Он замолчал, вглядываясь в глаза окружающих, после чего сказал самые волшебные по разрушительной силе слова на свете:

– Мочи козлов!!!

* * *

Уже совершенно разграбленная и покинутая урками Кемь представляла собой жалкое зрелище • – тлеющие развалины и полуобгоревшие трупы людей и реже – урок. Бродившие среди полуразрушенных зданий бойцы из порядком опоздавших на подмогу подразделений преследовали уже только одну цель – поживиться, чем Бог пошлет, вернее, тем, что, как говорится, «дай нам Боже, что уркам негоже».

Кое-где в городе все же шлялись группки урок-мародеров из числа особо жадных, поэтому в любой момент можно было получить пулю в лоб. Именно поэтому никто не рисковал бродить здесь поодиночке.

Вот и подскочивший к группке «лесных братьев» мужик с неразличимыми знаками различия принялся обниматься с братом Баралгина под присмотром целой банды головорезов, сопровождавших его «очень важную персону»:

– Эффералган, пошли со мной, там ювелирный магазин почти целый.

Командир «лесных братьев», не горевший желанием светить своим именем перед карапузами, зашикал на так некстати подвернувшегося болтливого приятеля:

– Тихааа…

Он кивнул в сторону карапузов, которые совершенно не следили уже за происходящим, оставаясь где-то в своем мире. Они даже не нашли в себе сил порадоваться подвернувшейся внеплановой остановке, позволявшей хоть как-то передохнуть, – гнали их «лесные братья», совершенно не делая скидки на спутанные веревками ноги. Практически теряя сознание, Федор забормотал, жалуясь своему приятелю:

– У меня от голода уже практически предкоматозное состояние.

Сеня только развел руками, кивнув в сторону их мучителей:

– Федор, они же все наши сухари сожрали! Но тот уже не разбирал, что говорит ему верный оруженосец, – у Федора опять начался припадок – немигающим взглядом он поводил вокруг, теряя связь с этим миром.

Разглядывавшие карапузов вояки обменялись между собой многозначительными взглядами, и Эффералган поделился со своим анонимным собеседником своей мыслишкой:

– Магазин подождет. У меня уже есть на примете одно колечко козырное.
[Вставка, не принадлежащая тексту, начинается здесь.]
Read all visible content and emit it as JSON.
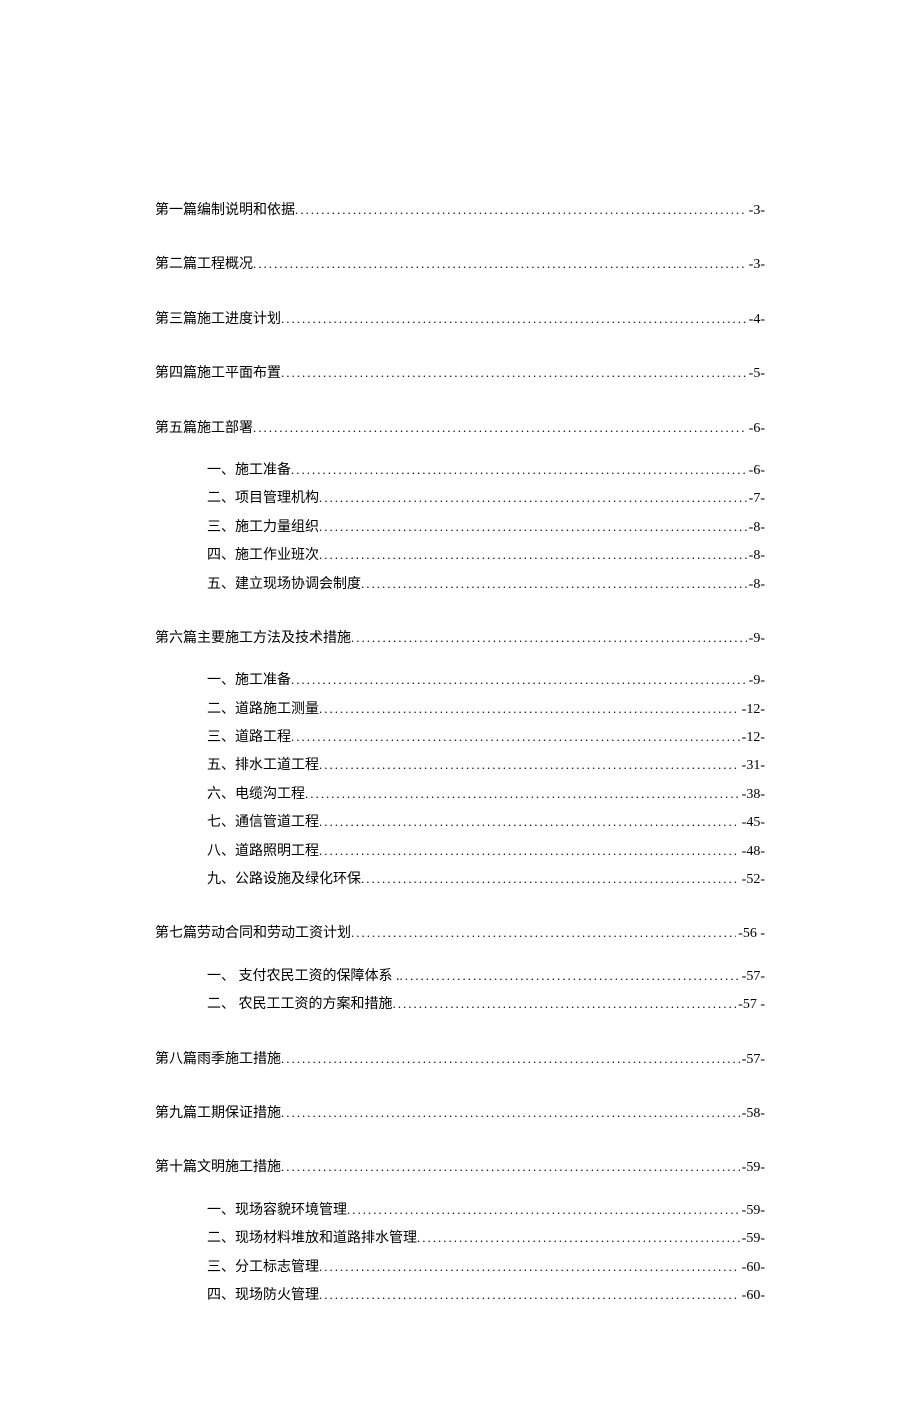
{
  "toc": {
    "chapters": [
      {
        "title": "第一篇编制说明和依据",
        "page": "-3-",
        "subs": []
      },
      {
        "title": "第二篇工程概况",
        "page": "-3-",
        "subs": []
      },
      {
        "title": "第三篇施工进度计划",
        "page": "-4-",
        "subs": []
      },
      {
        "title": "第四篇施工平面布置",
        "page": "-5-",
        "subs": []
      },
      {
        "title": "第五篇施工部署",
        "page": "-6-",
        "subs": [
          {
            "title": "一、施工准备",
            "page": "-6-"
          },
          {
            "title": "二、项目管理机构",
            "page": "-7-"
          },
          {
            "title": "三、施工力量组织",
            "page": "-8-"
          },
          {
            "title": "四、施工作业班次",
            "page": "-8-"
          },
          {
            "title": "五、建立现场协调会制度",
            "page": "-8-"
          }
        ]
      },
      {
        "title": "第六篇主要施工方法及技术措施",
        "page": "-9-",
        "subs": [
          {
            "title": "一、施工准备",
            "page": "-9-"
          },
          {
            "title": "二、道路施工测量",
            "page": "-12-"
          },
          {
            "title": "三、道路工程",
            "page": "-12-"
          },
          {
            "title": "五、排水工道工程",
            "page": "-31-"
          },
          {
            "title": "六、电缆沟工程",
            "page": "-38-"
          },
          {
            "title": "七、通信管道工程",
            "page": "-45-"
          },
          {
            "title": "八、道路照明工程",
            "page": "-48-"
          },
          {
            "title": "九、公路设施及绿化环保",
            "page": "-52-"
          }
        ]
      },
      {
        "title": "第七篇劳动合同和劳动工资计划 ",
        "page": "-56  -",
        "subs": [
          {
            "title": "一、  支付农民工资的保障体系 .",
            "page": "-57-"
          },
          {
            "title": "二、  农民工工资的方案和措施 ",
            "page": "-57  -"
          }
        ]
      },
      {
        "title": "第八篇雨季施工措施",
        "page": "-57-",
        "subs": []
      },
      {
        "title": "第九篇工期保证措施",
        "page": "-58-",
        "subs": []
      },
      {
        "title": "第十篇文明施工措施",
        "page": "-59-",
        "subs": [
          {
            "title": "一、现场容貌环境管理",
            "page": "-59-"
          },
          {
            "title": "二、现场材料堆放和道路排水管理",
            "page": "-59-"
          },
          {
            "title": "三、分工标志管理",
            "page": "-60-"
          },
          {
            "title": "四、现场防火管理",
            "page": "-60-"
          }
        ]
      }
    ]
  }
}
Сеня, заслышавший, о чем бакланит Баралгинов брат, чуть не бросился на него с кулаками – хорошо, один из «лесных братьев» успел перехватить зарвавшегося карапуза.

Впрочем, словесный понос, потекший из толстого и наглого карапуза, остановить было куда сложнее:

– Вот же вы два брата-акробата. Тебе же русским по белому сказано. Меньше знаешь, крепче спишь. – Сеня извивался в руках охранника, все еще не оставляя надежд добраться до своего обидчика. – Баралгин на вид покрепче тебя был, а и у него от кольца башня съехала. Не боишься встретить старость в дурдоме?

Свирепеющий на глазах Эффералган уже был готов разорвать на части зарвавшегося карапуза, позорящего его перед подчиненными, но Сене, как всегда, повезло не ответить за собственный тухлый базар. Спас карапуза дикий вопль наблюдателя на сторожевой башне:

– Атас!

Собственно предсмертная речь этого парня не затянулась – через мгновение башня, где находился опорный пункт, превратилась в груду битого кирпича. Влетевшая в окно ракета не оставила бедолаге ни единого шанса. «Лесные братья» моментально образовали круг, внимательно вглядываясь в окружающие строения.

Голый, болтающийся на веревке, как болонка на поводке, протяжно заскулил, ища, куда можно спрятать свою тощую задницу, и именно это вывело Сеню из непонятно откуда взявшейся прострации. Он оглянулся на совершенно бессознательного с виду приятеля и заорал:

– Федор, не молчи!

Федор нашел в себе силы поднять глаза и, едва-едва шевеля языком, промямлил:

– Ну, я даже не знаю… Меня щас стошнит.

В этот момент откуда-то сверху послышался вой моторов. Резко вскинувший голову вверх Эффералган истошно завопил:

– Воздух!

Над развалинами, едва не касаясь почерневших обломков давешних строений своими крыльями, просвистел черный «мессер», щедро украшенный свастикой по борту. Широко распахнутая драконья пасть в носовой части самолета навевала на карапузов жуткие воспоминания.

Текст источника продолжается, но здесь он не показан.